Sitting at Lake Karakul, with Sandra, in front of Mount Muztagh Ata. A mountain with a height of 7546 meter. We are at a height of 4000 meter and it is difficult to breath here, to get oxygen, and we feel heavy, or tired. The place is depressing, unloving. There is a lot of police, touristic attractions and dirt. It is difficult to get in a good mood here, but we will try to connect to the mountain.

‘This is the gate of the white Tara. I am the embodiment of eternal compassion. I embrace all people as my children and I know they make mistakes, I know they falter, they stumble and fall. But everyone is on another part of the path towards enlightenment. Everyone has his own lessons to learn. And there is no better or worse, only one step at the time. If you can look through the illusion of right and wrong, of good and bad, you will see that there is only love, there is only light. But it is for you to go through this gate, to enter into the kingdom of Shambhala. Because this is one of the doorways. Entry means that you come to this higher state of awareness, of love. This does not mean that you are closing your mind for everything around you, you still need to discern between the two; between right and wrong. But there is a pathway beyond this right and wrong. That is where this gate leads to. 

It means you have to understand who you are and have a deeper compassion, a deeper understanding of yourself. Because as you judge others, you judge yourself – they are one and the same. As the bodhisattva of compassion the only lesson I teach you is that you always look into the mirror, and thus you will get to know yourself. So when you release your own judgement about your mistakes – about the things you do wrong in your own eyes, your own judgement – when you’re able to embrace that, you will be able to embrace everyone.

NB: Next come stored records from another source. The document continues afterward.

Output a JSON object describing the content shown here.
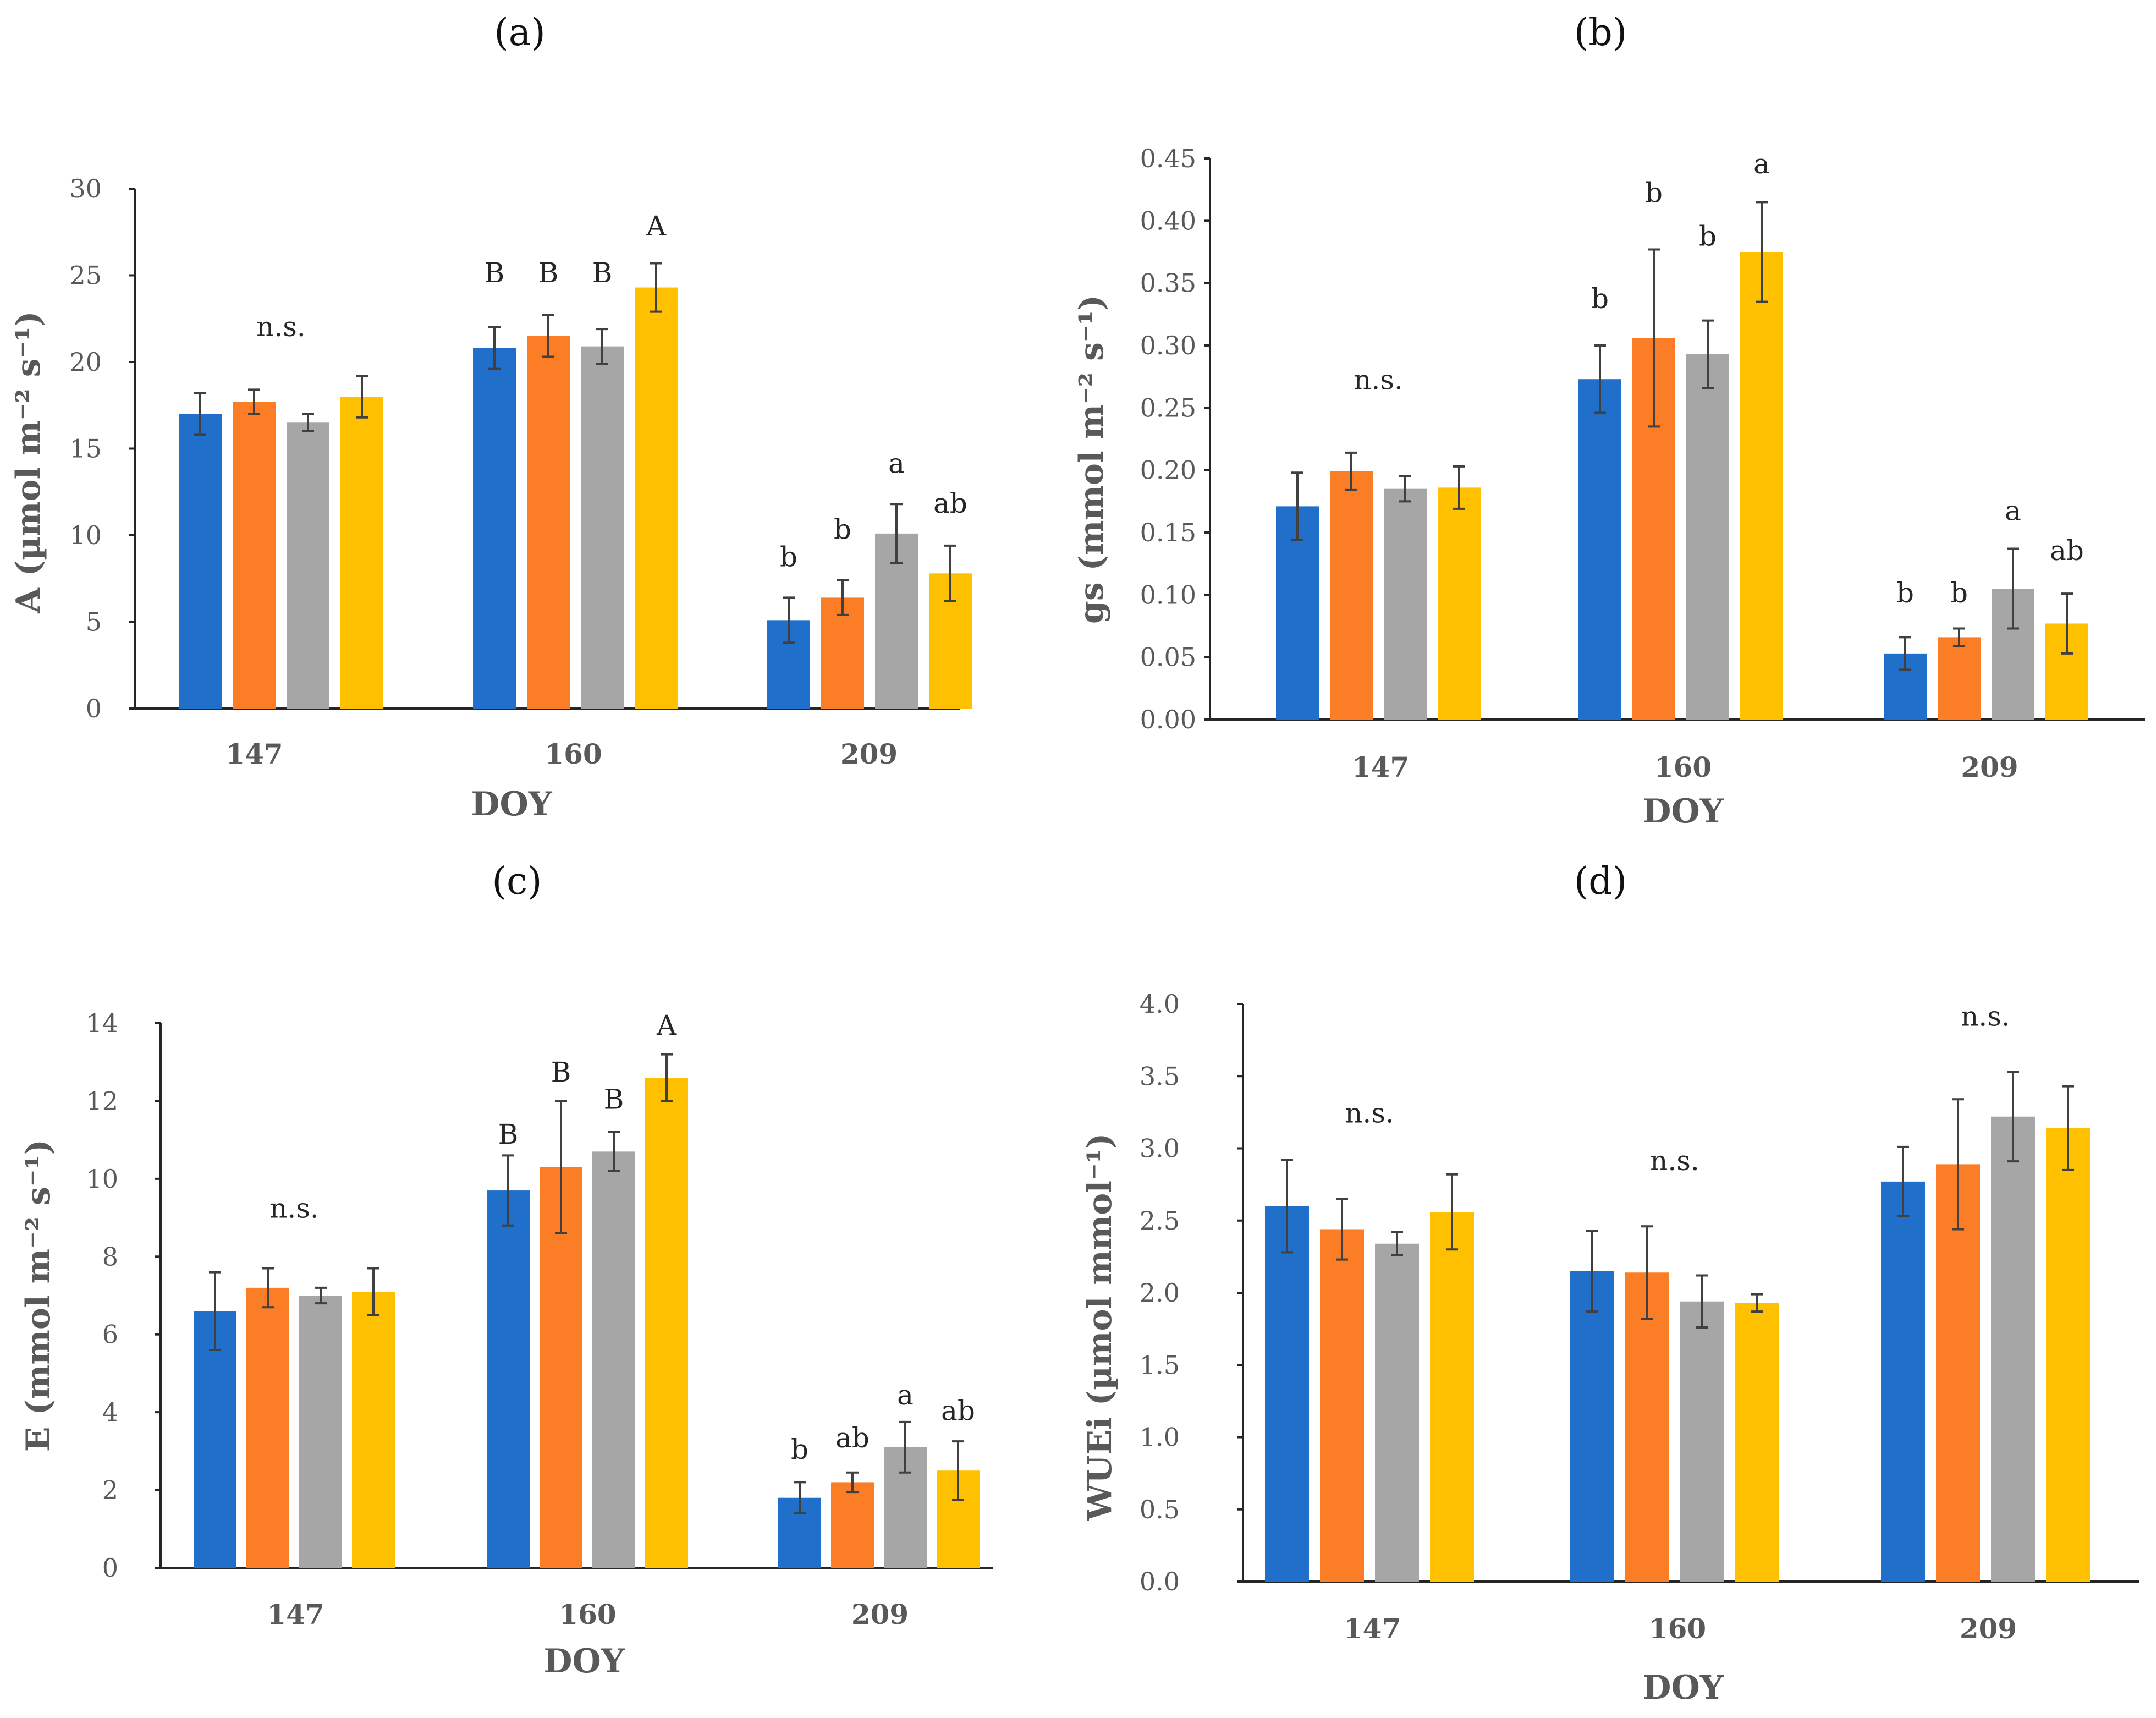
{
  "colors": {
    "series": [
      "#1f6fcb",
      "#fb7d25",
      "#a6a6a6",
      "#ffc000"
    ],
    "axis": "#262626",
    "text": "#595959"
  },
  "chart_data": [
    {
      "panel": "(a)",
      "type": "bar",
      "categories": [
        "147",
        "160",
        "209"
      ],
      "xlabel": "DOY",
      "ylabel": "A (µmol m⁻² s⁻¹)",
      "ylim": [
        0,
        30
      ],
      "yticks": [
        "0",
        "5",
        "10",
        "15",
        "20",
        "25",
        "30"
      ],
      "series": [
        {
          "name": "series 1",
          "values": [
            17.0,
            20.8,
            5.1
          ],
          "errors": [
            1.2,
            1.2,
            1.3
          ]
        },
        {
          "name": "series 2",
          "values": [
            17.7,
            21.5,
            6.4
          ],
          "errors": [
            0.7,
            1.2,
            1.0
          ]
        },
        {
          "name": "series 3",
          "values": [
            16.5,
            20.9,
            10.1
          ],
          "errors": [
            0.5,
            1.0,
            1.7
          ]
        },
        {
          "name": "series 4",
          "values": [
            18.0,
            24.3,
            7.8
          ],
          "errors": [
            1.2,
            1.4,
            1.6
          ]
        }
      ],
      "annotations": [
        {
          "text": "n.s.",
          "category": 0,
          "bar": 1.5,
          "value": 21.5
        },
        {
          "text": "B",
          "category": 1,
          "bar": 0,
          "value": 24.6
        },
        {
          "text": "B",
          "category": 1,
          "bar": 1,
          "value": 24.6
        },
        {
          "text": "B",
          "category": 1,
          "bar": 2,
          "value": 24.6
        },
        {
          "text": "A",
          "category": 1,
          "bar": 3,
          "value": 27.3
        },
        {
          "text": "b",
          "category": 2,
          "bar": 0,
          "value": 8.2
        },
        {
          "text": "b",
          "category": 2,
          "bar": 1,
          "value": 9.8
        },
        {
          "text": "a",
          "category": 2,
          "bar": 2,
          "value": 13.6
        },
        {
          "text": "ab",
          "category": 2,
          "bar": 3,
          "value": 11.3
        }
      ]
    },
    {
      "panel": "(b)",
      "type": "bar",
      "categories": [
        "147",
        "160",
        "209"
      ],
      "xlabel": "DOY",
      "ylabel": "gs (mmol m⁻² s⁻¹)",
      "ylim": [
        0,
        0.45
      ],
      "yticks": [
        "0.00",
        "0.05",
        "0.10",
        "0.15",
        "0.20",
        "0.25",
        "0.30",
        "0.35",
        "0.40",
        "0.45"
      ],
      "series": [
        {
          "name": "series 1",
          "values": [
            0.171,
            0.273,
            0.053
          ],
          "errors": [
            0.027,
            0.027,
            0.013
          ]
        },
        {
          "name": "series 2",
          "values": [
            0.199,
            0.306,
            0.066
          ],
          "errors": [
            0.015,
            0.071,
            0.007
          ]
        },
        {
          "name": "series 3",
          "values": [
            0.185,
            0.293,
            0.105
          ],
          "errors": [
            0.01,
            0.027,
            0.032
          ]
        },
        {
          "name": "series 4",
          "values": [
            0.186,
            0.375,
            0.077
          ],
          "errors": [
            0.017,
            0.04,
            0.024
          ]
        }
      ],
      "annotations": [
        {
          "text": "n.s.",
          "category": 0,
          "bar": 1.5,
          "value": 0.265
        },
        {
          "text": "b",
          "category": 1,
          "bar": 0,
          "value": 0.33
        },
        {
          "text": "b",
          "category": 1,
          "bar": 1,
          "value": 0.415
        },
        {
          "text": "b",
          "category": 1,
          "bar": 2,
          "value": 0.38
        },
        {
          "text": "a",
          "category": 1,
          "bar": 3,
          "value": 0.438
        },
        {
          "text": "b",
          "category": 2,
          "bar": 0,
          "value": 0.094
        },
        {
          "text": "b",
          "category": 2,
          "bar": 1,
          "value": 0.094
        },
        {
          "text": "a",
          "category": 2,
          "bar": 2,
          "value": 0.16
        },
        {
          "text": "ab",
          "category": 2,
          "bar": 3,
          "value": 0.128
        }
      ]
    },
    {
      "panel": "(c)",
      "type": "bar",
      "categories": [
        "147",
        "160",
        "209"
      ],
      "xlabel": "DOY",
      "ylabel": "E (mmol m⁻² s⁻¹)",
      "ylim": [
        0,
        14
      ],
      "yticks": [
        "0",
        "2",
        "4",
        "6",
        "8",
        "10",
        "12",
        "14"
      ],
      "series": [
        {
          "name": "series 1",
          "values": [
            6.6,
            9.7,
            1.8
          ],
          "errors": [
            1.0,
            0.9,
            0.4
          ]
        },
        {
          "name": "series 2",
          "values": [
            7.2,
            10.3,
            2.2
          ],
          "errors": [
            0.5,
            1.7,
            0.25
          ]
        },
        {
          "name": "series 3",
          "values": [
            7.0,
            10.7,
            3.1
          ],
          "errors": [
            0.2,
            0.5,
            0.65
          ]
        },
        {
          "name": "series 4",
          "values": [
            7.1,
            12.6,
            2.5
          ],
          "errors": [
            0.6,
            0.6,
            0.75
          ]
        }
      ],
      "annotations": [
        {
          "text": "n.s.",
          "category": 0,
          "bar": 1.5,
          "value": 9.0
        },
        {
          "text": "B",
          "category": 1,
          "bar": 0,
          "value": 10.9
        },
        {
          "text": "B",
          "category": 1,
          "bar": 1,
          "value": 12.5
        },
        {
          "text": "B",
          "category": 1,
          "bar": 2,
          "value": 11.8
        },
        {
          "text": "A",
          "category": 1,
          "bar": 3,
          "value": 13.7
        },
        {
          "text": "b",
          "category": 2,
          "bar": 0,
          "value": 2.8
        },
        {
          "text": "ab",
          "category": 2,
          "bar": 1,
          "value": 3.1
        },
        {
          "text": "a",
          "category": 2,
          "bar": 2,
          "value": 4.2
        },
        {
          "text": "ab",
          "category": 2,
          "bar": 3,
          "value": 3.8
        }
      ]
    },
    {
      "panel": "(d)",
      "type": "bar",
      "categories": [
        "147",
        "160",
        "209"
      ],
      "xlabel": "DOY",
      "ylabel": "WUEi (µmol mmol⁻¹)",
      "ylim": [
        0,
        4.0
      ],
      "yticks": [
        "0.0",
        "0.5",
        "1.0",
        "1.5",
        "2.0",
        "2.5",
        "3.0",
        "3.5",
        "4.0"
      ],
      "series": [
        {
          "name": "series 1",
          "values": [
            2.6,
            2.15,
            2.77
          ],
          "errors": [
            0.32,
            0.28,
            0.24
          ]
        },
        {
          "name": "series 2",
          "values": [
            2.44,
            2.14,
            2.89
          ],
          "errors": [
            0.21,
            0.32,
            0.45
          ]
        },
        {
          "name": "series 3",
          "values": [
            2.34,
            1.94,
            3.22
          ],
          "errors": [
            0.08,
            0.18,
            0.31
          ]
        },
        {
          "name": "series 4",
          "values": [
            2.56,
            1.93,
            3.14
          ],
          "errors": [
            0.26,
            0.06,
            0.29
          ]
        }
      ],
      "annotations": [
        {
          "text": "n.s.",
          "category": 0,
          "bar": 1.5,
          "value": 3.18
        },
        {
          "text": "n.s.",
          "category": 1,
          "bar": 1.5,
          "value": 2.85
        },
        {
          "text": "n.s.",
          "category": 2,
          "bar": 1.5,
          "value": 3.85
        }
      ]
    }
  ]
}
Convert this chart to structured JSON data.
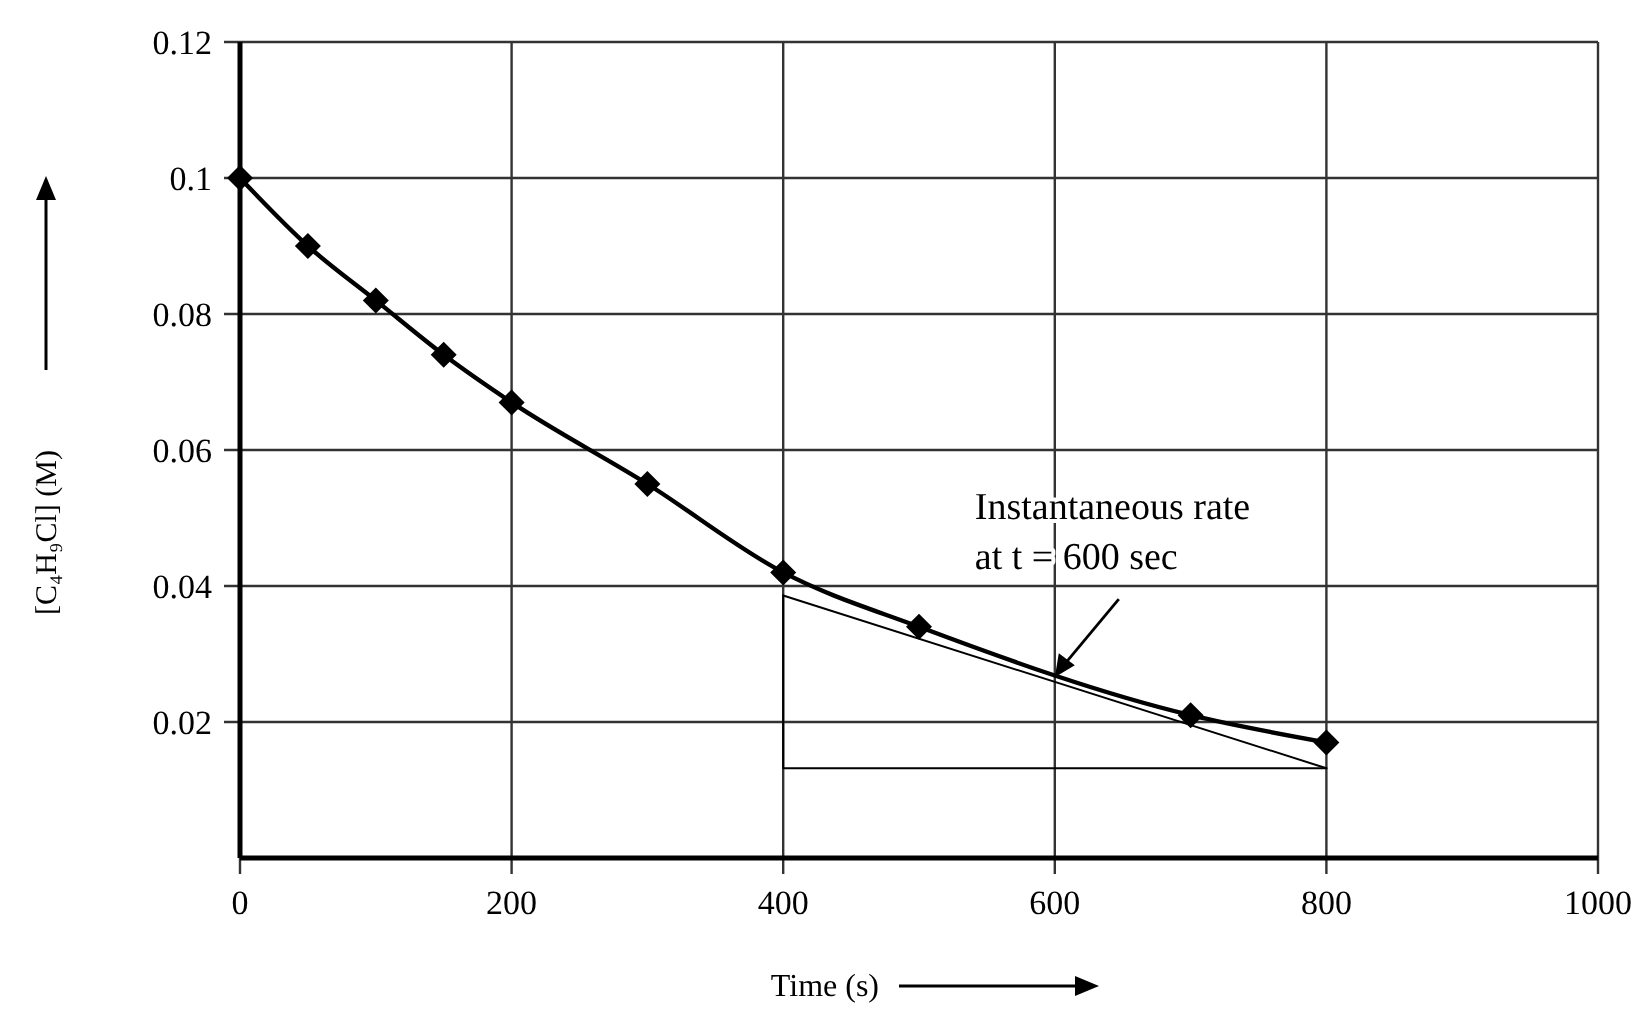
{
  "chart_data": {
    "type": "line",
    "xlabel": "Time (s)",
    "ylabel": "[C₄H₉Cl] (M)",
    "xlim": [
      0,
      1000
    ],
    "ylim": [
      0,
      0.12
    ],
    "xticks": [
      0,
      200,
      400,
      600,
      800,
      1000
    ],
    "yticks": [
      0.02,
      0.04,
      0.06,
      0.08,
      0.1,
      0.12
    ],
    "grid": true,
    "series": [
      {
        "color": "#000000",
        "marker": "diamond",
        "line_style": "solid",
        "x": [
          0,
          50,
          100,
          150,
          200,
          300,
          400,
          500,
          700,
          800
        ],
        "values": [
          0.1,
          0.09,
          0.082,
          0.074,
          0.067,
          0.055,
          0.042,
          0.034,
          0.021,
          0.017
        ]
      },
      {
        "color": "#000000",
        "marker": "none",
        "line_style": "solid",
        "x": [
          400,
          800
        ],
        "values": [
          0.0386,
          0.0132
        ]
      },
      {
        "color": "#000000",
        "marker": "none",
        "line_style": "solid",
        "x": [
          400,
          400,
          800
        ],
        "values": [
          0.0386,
          0.0132,
          0.0132
        ]
      }
    ],
    "annotations": [
      {
        "text": "Instantaneous rate\nat t = 600 sec",
        "x": 600,
        "y": 0.0263
      }
    ]
  }
}
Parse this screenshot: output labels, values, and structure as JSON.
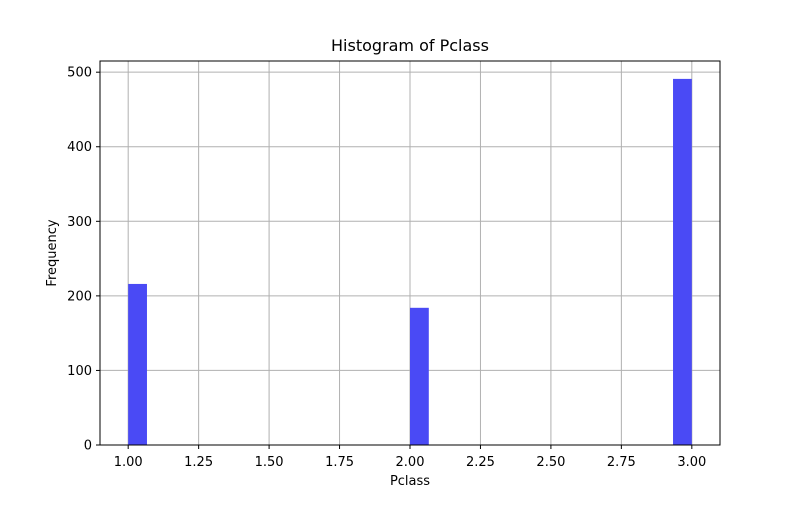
{
  "chart_data": {
    "type": "bar",
    "title": "Histogram of Pclass",
    "xlabel": "Pclass",
    "ylabel": "Frequency",
    "xlim": [
      0.9,
      3.1
    ],
    "ylim": [
      0,
      515
    ],
    "x_ticks": [
      1.0,
      1.25,
      1.5,
      1.75,
      2.0,
      2.25,
      2.5,
      2.75,
      3.0
    ],
    "x_tick_labels": [
      "1.00",
      "1.25",
      "1.50",
      "1.75",
      "2.00",
      "2.25",
      "2.50",
      "2.75",
      "3.00"
    ],
    "y_ticks": [
      0,
      100,
      200,
      300,
      400,
      500
    ],
    "y_tick_labels": [
      "0",
      "100",
      "200",
      "300",
      "400",
      "500"
    ],
    "grid": true,
    "bar_color": "#4a4af5",
    "bin_width": 0.0667,
    "bars": [
      {
        "bin_start": 1.0,
        "bin_end": 1.0667,
        "value": 216
      },
      {
        "bin_start": 2.0,
        "bin_end": 2.0667,
        "value": 184
      },
      {
        "bin_start": 2.9333,
        "bin_end": 3.0,
        "value": 491
      }
    ]
  }
}
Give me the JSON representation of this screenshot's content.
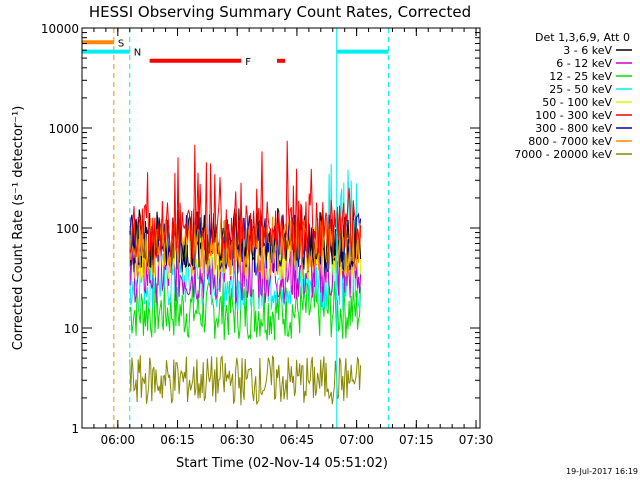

We know this is not easy. It is not a path for all, to climb a mountain of 7500 meters. So welcome again. Because you are entering secret ground, entering my body, entering my consciousness. Because you are part of me, as they – the men you see around here – are part of you, they are part of your dreams. Walk tall. Find your own dignity and ground yourself in that awareness of who you are. Not comparing yourself to them, not anchoring yourself into their system. Anchor yourself within the heart of the Buddha.